Reading from JDBC: pulling from Postgres, MySQL, SQL Server

We’ve spent the last two lessons on file-based sources. But a huge fraction of real-world data lives in transactional databases — Postgres, MySQL, SQL Server, Oracle — and at some point you’ll need to pull from them into Spark for analytics, joins, ML training data, anything.

Spark’s JDBC connector is the bridge. It’s deceptively simple to call: one spark.read.format("jdbc") and you have a DataFrame. It’s deceptively easy to misuse: one wrong call and you melt your production database while your colleague’s report query times out and your DBA pages you at 11 PM.
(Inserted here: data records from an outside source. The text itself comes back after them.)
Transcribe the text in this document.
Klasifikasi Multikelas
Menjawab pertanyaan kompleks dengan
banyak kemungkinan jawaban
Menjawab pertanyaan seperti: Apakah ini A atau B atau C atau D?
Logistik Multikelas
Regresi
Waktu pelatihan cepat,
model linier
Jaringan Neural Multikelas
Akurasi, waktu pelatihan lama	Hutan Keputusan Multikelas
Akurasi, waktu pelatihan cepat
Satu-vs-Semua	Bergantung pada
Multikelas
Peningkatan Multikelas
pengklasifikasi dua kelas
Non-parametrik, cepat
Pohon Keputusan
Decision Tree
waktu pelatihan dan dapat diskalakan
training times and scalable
This lesson is the safe-and-fast playbook for reading from JDBC sources. Next lesson handles writing.

The basic call

df = (spark.read
        .format("jdbc")
        .option("url", "jdbc:postgresql://db.example.com:5432/orders")
        .option("dbtable", "public.orders")
        .option("user", "spark_reader")
        .option("password", "...")
        .option("driver", "org.postgresql.Driver")
        .load())

A few things to notice immediately:

The url is a JDBC URL, including the database name, not just a host. Format is driver-specific: jdbc:postgresql://..., jdbc:mysql://..., jdbc:sqlserver://..., jdbc:oracle:thin:@....
dbtable can be a table name or a subquery in parentheses with an alias: "(SELECT id, amount FROM orders WHERE created_at > '2026-01-01') t". The latter is how you push filtering to the database when Spark’s pushdown isn’t smart enough.
driver names the JDBC driver class. Each database needs its own — org.postgresql.Driver, com.mysql.cj.jdbc.Driver, com.microsoft.sqlserver.jdbc.SQLServerDriver. The driver JAR has to be on Spark’s classpath; we’ll cover that in a moment.
Credentials in code are bad. Use environment variables, secret managers, or .option("user", os.environ["DB_USER"]). Don’t commit a password.

That’s the simple version. Now the trap.

Why the simple version is dangerous

Run that code against a 200-million-row table. What happens?

Spark builds a single JDBC connection, sends one query — SELECT * FROM public.orders — and reads the entire result set through one cursor. The whole job runs on one executor on one task. Two hundred parallel CPUs sit idle. The source database, meanwhile, is generating two hundred million rows for a single connection that’s pulling them as fast as it can.

This is bad in three ways:

You get no parallelism on the Spark side. Your fancy 50-node cluster is useless.
You hold a single long-running query open against the source DB. Postgres takes a snapshot, MySQL holds locks (depending on isolation level), SQL Server may grow tempdb. Your colleague’s transactional query waits.
If the read fails halfway, you start over from zero. No partial progress.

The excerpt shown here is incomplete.